The Captcha was invented by Carnegie Mellon University researchers in 2000; the term is an acronym for “completely automated public Turing test to tell computers and humans apart.” These days, the technology is commonly used all over the Web. Luis von Ahn, who helped create the Captcha and later created a system that uses such tests to digitize old book texts, estimates that people solve 200 million Captchas per day.
Minteye is one of numerous companies attempting to make it easier to solve Captchas without making them easier for spammers to fool (see “Video Ads That Outwit Spammers”). When the puzzles are too hard to solve, it can lead to irritation and, at worst, lost business for websites. Minteye believes that its flavor of Captcha in particular is particularly well poised to take off as an ever-growing number of people use smartphones and tablets to navigate the Web.
The idea for Minteye came from founder Shayke Inbar, who has dyslexia and found it extremely difficult to pass standard Captcha tests. Seeking to create a similar test that used images rather than letters, he realized that using ads for those images could generate money while authenticating users.

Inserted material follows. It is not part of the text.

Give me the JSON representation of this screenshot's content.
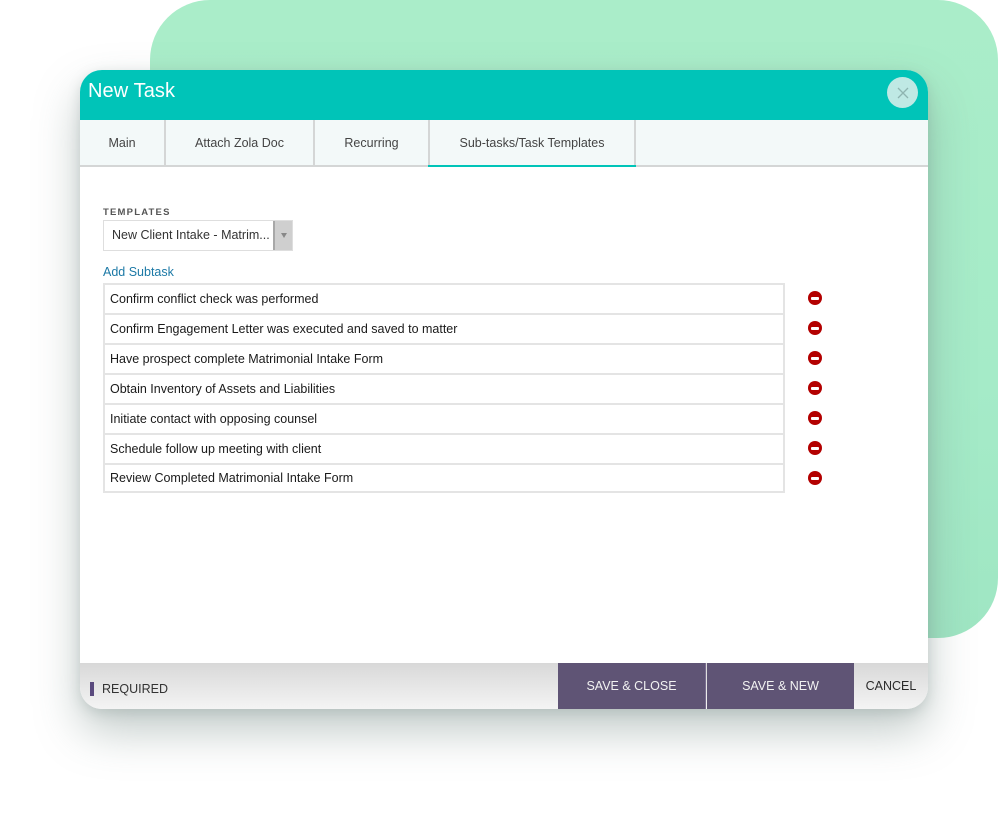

Minteye splits ad revenue 50-50 with websites that run its Captchas. But websites can also use Minteye to just show random images, he says. Hadar says the company has a unique method for scrambling and cutting up an image. This is meant to make it more difficult for a spambot to solve.
Von Ahn isn’t convinced of Minteye’s security, saying software that moves the slider until it detects straight lines in the image “would probably have a pretty good chance at defeating this.”
But Hadar claims Minteye’s puzzles are even more secure than typed Captchas. It’s easier to build a bot that can identify letters and numbers than one to recognize images “that can be deformed in practically endless ways,” he says.
“Having said that,” he admits, “there is no Captcha in the world that cannot be cracked—it’s only the amount of resources invested in cracking.”